Saturday, October 27, 2012

Hard to Offer

It is so easy for you to move on
So easy for you to forget how it feels
The constant sadness
The Constant pain
The pain that seems crippling
You were here once
But now, you're free
And you act like the pain is nothing and anyone should be able to beat it
We are all different
Some stronger then others
My pain is different from yours
But you won't see
You won't even look inside to remember how crippling it is
You act like it's not a big deal
When you know deep down that this pain is killing m
Why is it so easy for you to accept help
But so hard for you to offer it?

Sunday, October 14, 2012

I can only do so much

Sometimes, people really just do not understand depression. Some people don't deal with it, so they think its no big deal, or people suffer from it and still deny they have it or know how it feels, either way both look down on any person who suffers from depression and cannot understand why we just can't "snap" out of it. If it was that easy, don't you think we would have snapped out of it a long time ago? No one enjoys feeling this way.

I am a single mom, and I am very fortunate to have help from my parents and brother, but that can also be stressful. They mean well, but I feel like he sometimes forget that I am Riley's mother, and seem to take over my job. They may say it's because I am lazy, which hurts because it is the depression, which they don't understand.
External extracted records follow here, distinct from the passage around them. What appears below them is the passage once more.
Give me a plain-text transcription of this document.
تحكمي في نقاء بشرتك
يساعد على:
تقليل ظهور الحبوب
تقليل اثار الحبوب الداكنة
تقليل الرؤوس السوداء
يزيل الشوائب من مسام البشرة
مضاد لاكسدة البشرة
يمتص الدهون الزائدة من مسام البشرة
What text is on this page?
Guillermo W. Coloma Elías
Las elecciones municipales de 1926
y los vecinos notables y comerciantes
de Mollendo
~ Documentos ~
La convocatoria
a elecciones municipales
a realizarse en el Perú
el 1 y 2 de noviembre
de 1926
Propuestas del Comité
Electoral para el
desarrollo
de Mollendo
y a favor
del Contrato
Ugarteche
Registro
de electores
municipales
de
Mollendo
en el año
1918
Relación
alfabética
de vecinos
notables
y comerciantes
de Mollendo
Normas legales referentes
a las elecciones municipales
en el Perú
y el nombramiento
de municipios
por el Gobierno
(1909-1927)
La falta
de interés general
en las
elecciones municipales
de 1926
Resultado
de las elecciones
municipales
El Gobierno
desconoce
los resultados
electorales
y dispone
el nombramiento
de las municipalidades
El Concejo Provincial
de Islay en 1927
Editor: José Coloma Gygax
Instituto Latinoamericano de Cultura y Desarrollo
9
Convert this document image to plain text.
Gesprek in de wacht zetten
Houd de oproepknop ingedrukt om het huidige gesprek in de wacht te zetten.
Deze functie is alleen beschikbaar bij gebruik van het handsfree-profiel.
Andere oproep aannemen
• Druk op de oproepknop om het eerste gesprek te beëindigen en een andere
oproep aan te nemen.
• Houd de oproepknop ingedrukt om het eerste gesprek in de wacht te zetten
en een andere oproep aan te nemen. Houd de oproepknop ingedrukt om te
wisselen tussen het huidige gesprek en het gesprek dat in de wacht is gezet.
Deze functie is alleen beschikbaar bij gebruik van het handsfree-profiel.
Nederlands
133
Or they do it because they think I'm doing a crappy job? I don't know, but a lot of the times I can't even get a word in before someone is taking over. That stresses me out. Then, they get mad because I am not doing anything, well, you took over, what should I do? I am not a strict parent, and my family seems to be more strict then me and I always seem to get the evil eye, or bad mouthed because I don't share the same parenting style.

It is so hard when I feel that people are doing things out of obligation and not to honestly want to help out. I know me and I know my issues, and people just seem to think I should get over it, or be over it by now. Well, it isn't something that just goes away and I am so sorry that I cannot heal fast enough for you. I have so much hurt and anger inside of me I feel like exploding. People get mad at me too when my son does something wrong. Honestly, wtf am I suppose to do? Kids get into things, so you get pissed off and make me feel like a horrible mom? Awesome.

I am just at a loss of what to do. I had a tough day with Riley today. He was testing boundaries, which they do, but with that added stress, I was very short today. I hate myself when I let the other shit effect how I act with Riley, but I do not know what to do anymore, my resolve is wearing thin and I a afraid of what'll happen if I lose it.